A similar case involving British singer Ed Sheeran provides insight into how expert testimony can sway copyright infringement lawsuits.
Sheeran’s Grammy Award-winning song Thinking Out Loud was accused of infringing on Marvin Gaye’s classic Let’s Get It On. Music experts from both sides agreed that the songs shared similar chord progressions. However, Sheeran’s experts argued that these elements were generic and universally available to all musicians. Despite Sheeran’s attempt to dismiss the case, the judge ruled that a jury should decide on the songs’ similarities.
During the trial, Sheeran himself testified three times.

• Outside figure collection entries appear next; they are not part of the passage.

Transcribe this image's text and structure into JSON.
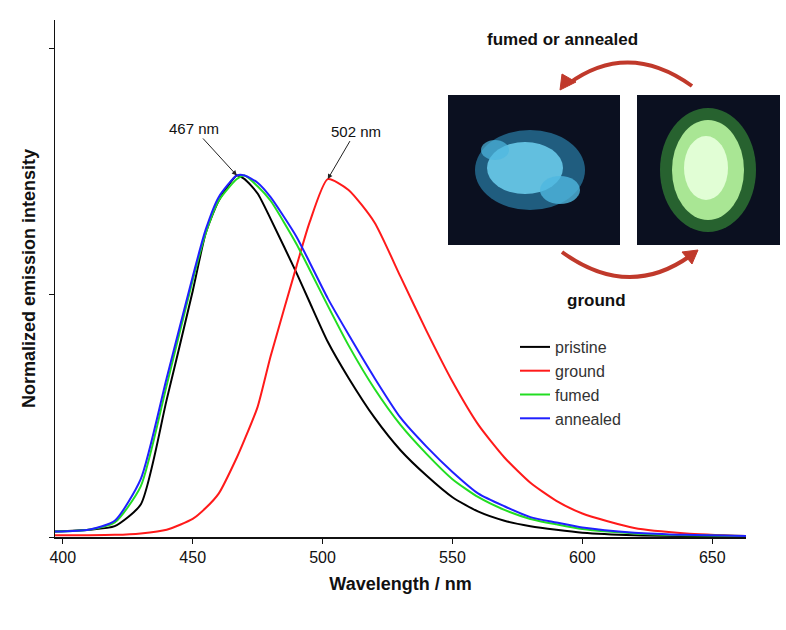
{
  "chart_data": {
    "type": "line",
    "x_label": "Wavelength / nm",
    "y_label": "Normalized emission intensity",
    "x": [
      397,
      410,
      420,
      430,
      440,
      450,
      455,
      460,
      467,
      470,
      475,
      480,
      490,
      495,
      502,
      510,
      520,
      530,
      540,
      550,
      560,
      570,
      580,
      590,
      600,
      620,
      640,
      663
    ],
    "series": [
      {
        "name": "pristine",
        "color": "#000000",
        "values": [
          0.015,
          0.02,
          0.03,
          0.09,
          0.38,
          0.68,
          0.84,
          0.93,
          1.0,
          0.99,
          0.95,
          0.88,
          0.73,
          0.65,
          0.54,
          0.44,
          0.33,
          0.24,
          0.17,
          0.11,
          0.07,
          0.045,
          0.03,
          0.02,
          0.012,
          0.005,
          0.003,
          0.002
        ]
      },
      {
        "name": "ground",
        "color": "#ff1a1a",
        "values": [
          0.005,
          0.005,
          0.006,
          0.01,
          0.02,
          0.05,
          0.08,
          0.12,
          0.22,
          0.27,
          0.36,
          0.5,
          0.75,
          0.87,
          0.99,
          0.96,
          0.87,
          0.72,
          0.57,
          0.43,
          0.31,
          0.22,
          0.15,
          0.1,
          0.065,
          0.025,
          0.01,
          0.003
        ]
      },
      {
        "name": "fumed",
        "color": "#22dd22",
        "values": [
          0.015,
          0.02,
          0.04,
          0.14,
          0.42,
          0.71,
          0.84,
          0.93,
          0.99,
          1.0,
          0.97,
          0.93,
          0.81,
          0.74,
          0.64,
          0.53,
          0.41,
          0.31,
          0.23,
          0.16,
          0.11,
          0.075,
          0.05,
          0.035,
          0.022,
          0.01,
          0.005,
          0.003
        ]
      },
      {
        "name": "annealed",
        "color": "#2020ff",
        "values": [
          0.015,
          0.02,
          0.045,
          0.16,
          0.44,
          0.72,
          0.85,
          0.94,
          1.0,
          1.0,
          0.98,
          0.94,
          0.83,
          0.76,
          0.66,
          0.56,
          0.44,
          0.33,
          0.25,
          0.18,
          0.12,
          0.085,
          0.055,
          0.04,
          0.026,
          0.012,
          0.006,
          0.003
        ]
      }
    ],
    "xlim": [
      397,
      663
    ],
    "ylim": [
      0,
      1.43
    ],
    "xticks": [
      400,
      450,
      500,
      550,
      600,
      650
    ],
    "yticks": [
      0,
      0.67,
      1.35
    ],
    "tick_labels": "x",
    "grid": false,
    "legend": "right",
    "annotations": [
      {
        "text": "467 nm",
        "x": 467,
        "y": 1.0
      },
      {
        "text": "502 nm",
        "x": 502,
        "y": 0.99
      }
    ],
    "inset_labels": [
      "fumed or annealed",
      "ground"
    ]
  }
}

His lawyer, Ilene Farkas, likened the shared chord progressions and rhythms to “the letters of the alphabet of music.” She argued, “These are basic musical building blocks that songwriters now and forever must be free to use, or all of us who love music will be poorer for it.” In contrast, Keisha Rice, representing the heirs of Gaye’s co-writer Ed Townsend, clarified that her clients weren’t claiming ownership of basic musical elements. Instead, they asserted rights over “the way in which these common elements were uniquely combined.”